Além disso, o praticante de Kung Fu se torna alguém que busca a harmonia em vários aspectos da sua vida. Um desses aspectos é o cultural, por exemplo. A arte marcial foca em cultivar hábitos que nos tornem melhores, como a honestidade e pontualidade. Isso afeta positivamente todas as esferas da nossa vida, como na nossa saúde física e mental.

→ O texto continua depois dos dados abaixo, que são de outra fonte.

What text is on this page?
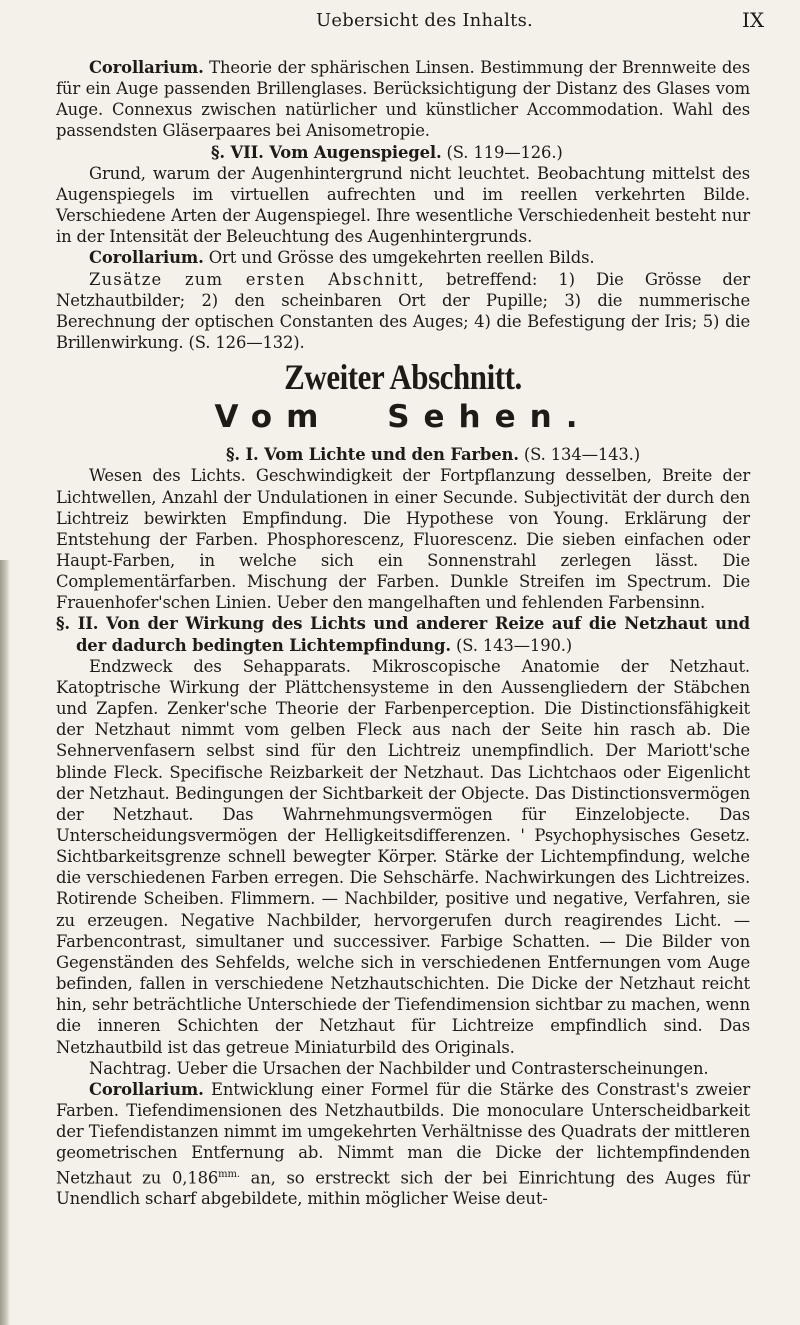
Uebersicht des Inhalts.	IX

Corollarium. Theorie der sphärischen Linsen. Bestimmung der Brennweite des für ein Auge passenden Brillenglases. Berücksichtigung der Distanz des Glases vom Auge. Connexus zwischen natürlicher und künstlicher Accommodation. Wahl des passendsten Gläserpaares bei Anisometropie.

§. VII. Vom Augenspiegel. (S. 119—126.)

Grund, warum der Augenhintergrund nicht leuchtet. Beobachtung mittelst des Augenspiegels im virtuellen aufrechten und im reellen verkehrten Bilde. Verschiedene Arten der Augenspiegel. Ihre wesentliche Verschiedenheit besteht nur in der Intensität der Beleuchtung des Augenhintergrunds.

Corollarium. Ort und Grösse des umgekehrten reellen Bilds.

Zusätze zum ersten Abschnitt, betreffend: 1) Die Grösse der Netzhautbilder; 2) den scheinbaren Ort der Pupille; 3) die nummerische Berechnung der optischen Constanten des Auges; 4) die Befestigung der Iris; 5) die Brillenwirkung. (S. 126—132).

Zweiter Abschnitt.
Vom Sehen.

§. I. Vom Lichte und den Farben. (S. 134—143.)

Wesen des Lichts. Geschwindigkeit der Fortpflanzung desselben, Breite der Lichtwellen, Anzahl der Undulationen in einer Secunde. Subjectivität der durch den Lichtreiz bewirkten Empfindung. Die Hypothese von Young. Erklärung der Entstehung der Farben. Phosphorescenz, Fluorescenz. Die sieben einfachen oder Haupt-Farben, in welche sich ein Sonnenstrahl zerlegen lässt. Die Complementärfarben. Mischung der Farben. Dunkle Streifen im Spectrum. Die Frauenhofer'schen Linien. Ueber den mangelhaften und fehlenden Farbensinn.

§. II. Von der Wirkung des Lichts und anderer Reize auf die Netzhaut und der dadurch bedingten Lichtempfindung. (S. 143—190.)

Endzweck des Sehapparats. Mikroscopische Anatomie der Netzhaut. Katoptrische Wirkung der Plättchensysteme in den Aussengliedern der Stäbchen und Zapfen. Zenker'sche Theorie der Farbenperception. Die Distinctionsfähigkeit der Netzhaut nimmt vom gelben Fleck aus nach der Seite hin rasch ab. Die Sehnervenfasern selbst sind für den Lichtreiz unempfindlich. Der Mariott'sche blinde Fleck. Specifische Reizbarkeit der Netzhaut. Das Lichtchaos oder Eigenlicht der Netzhaut. Bedingungen der Sichtbarkeit der Objecte. Das Distinctionsvermögen der Netzhaut. Das Wahrnehmungsvermögen für Einzelobjecte. Das Unterscheidungsvermögen der Helligkeitsdifferenzen. ' Psychophysisches Gesetz. Sichtbarkeitsgrenze schnell bewegter Körper. Stärke der Lichtempfindung, welche die verschiedenen Farben erregen. Die Sehschärfe. Nachwirkungen des Lichtreizes. Rotirende Scheiben. Flimmern. — Nachbilder, positive und negative, Verfahren, sie zu erzeugen. Negative Nachbilder, hervorgerufen durch reagirendes Licht. — Farbencontrast, simultaner und successiver. Farbige Schatten. — Die Bilder von Gegenständen des Sehfelds, welche sich in verschiedenen Entfernungen vom Auge befinden, fallen in verschiedene Netzhautschichten. Die Dicke der Netzhaut reicht hin, sehr beträchtliche Unterschiede der Tiefendimension sichtbar zu machen, wenn die inneren Schichten der Netzhaut für Lichtreize empfindlich sind. Das Netzhautbild ist das getreue Miniaturbild des Originals.

Nachtrag. Ueber die Ursachen der Nachbilder und Contrasterscheinungen.

Corollarium. Entwicklung einer Formel für die Stärke des Constrast's zweier Farben. Tiefendimensionen des Netzhautbilds. Die monoculare Unterscheidbarkeit der Tiefendistanzen nimmt im umgekehrten Verhältnisse des Quadrats der mittleren geometrischen Entfernung ab. Nimmt man die Dicke der lichtempfindenden Netzhaut zu $0,186^{mm.}$ an, so erstreckt sich der bei Einrichtung des Auges für Unendlich scharf abgebildete, mithin möglicher Weise deut-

Por isso, o Kung Fu é muito mais que um exercício físico, ele é uma prática que envolve aspectos cognitivos, culturais, físicos e psicológicos. Os vários saberes de mestres e aprendizes em diversos assuntos foram amalgamados em um conjunto de práticas. A cultura do Kung Fu, em última instância, cultiva em seus praticantes o cuidado com o equilíbrio entre corpo e a mente. 

A cultura do Kung Fu

A cultura do Kung Fu se baseia na ética marcial, que é um conjunto de virtudes que norteiam as ações dos artistas marciais. É uma ética do respeito, da persistência e da excelência.

Essa visão de mundo proporciona aos praticantes uma atenção especial na sua saúde. Um corpo doente não consegue um desempenho tão bom nos treinos, portanto o praticante sente quase que imediatamente se sua saúde está em dia ao observar sua condição física. Essa vivência corporal chama a atenção dos artistas marciais para o cuidado de si, principalmente no que tange o tratamento preventivo de doenças. 

Além do mais, essa postura preventiva é reafirmada pelo pensamento chinês, que busca o equilíbrio. Essa linha de raciocínio pede cuidado com os excessos, mesmo aqueles cometidos em prol de algo nobre. Atletas de alto desempenho, por exemplo, sofrem problemas psicológicos graves se sua vida social e afetiva ficarem em segundo plano por conta de uma rotina exagerada de exercícios.

Portanto, nas artes marciais chinesas, a saúde não é vista somente como a ausência de doenças, mas como um esforço contínuo para manter o equilíbrio, seja entre o movimento e repouso , seja entre trabalho e recreação.

A arte da guerra nos dias atuais

A forma como o combate entre nações acontece no séc. XXI é bem diferente daquela que tínhamos na China antiga. Muitas técnicas e táticas dos generais imperiais podem não funcionar mais, porém suas técnicas para manter seus guerreiros saudáveis e motivados podem nos ajudar a enfrentar desafios do dia a dia contemporâneo.

Assim, todas as ações na Bravo Kung Fu, por exemplo, estão voltadas para a construção dessa cultura marcial. O compromisso com o horário das aulas, a forma de tratamento entre professor e alunos, a reverência para entrar ou sair da sala de treino. Todas essas ações, por menores que sejam, são voltadas para construir uma pessoa mais equilibrada e, consequentemente, saudável.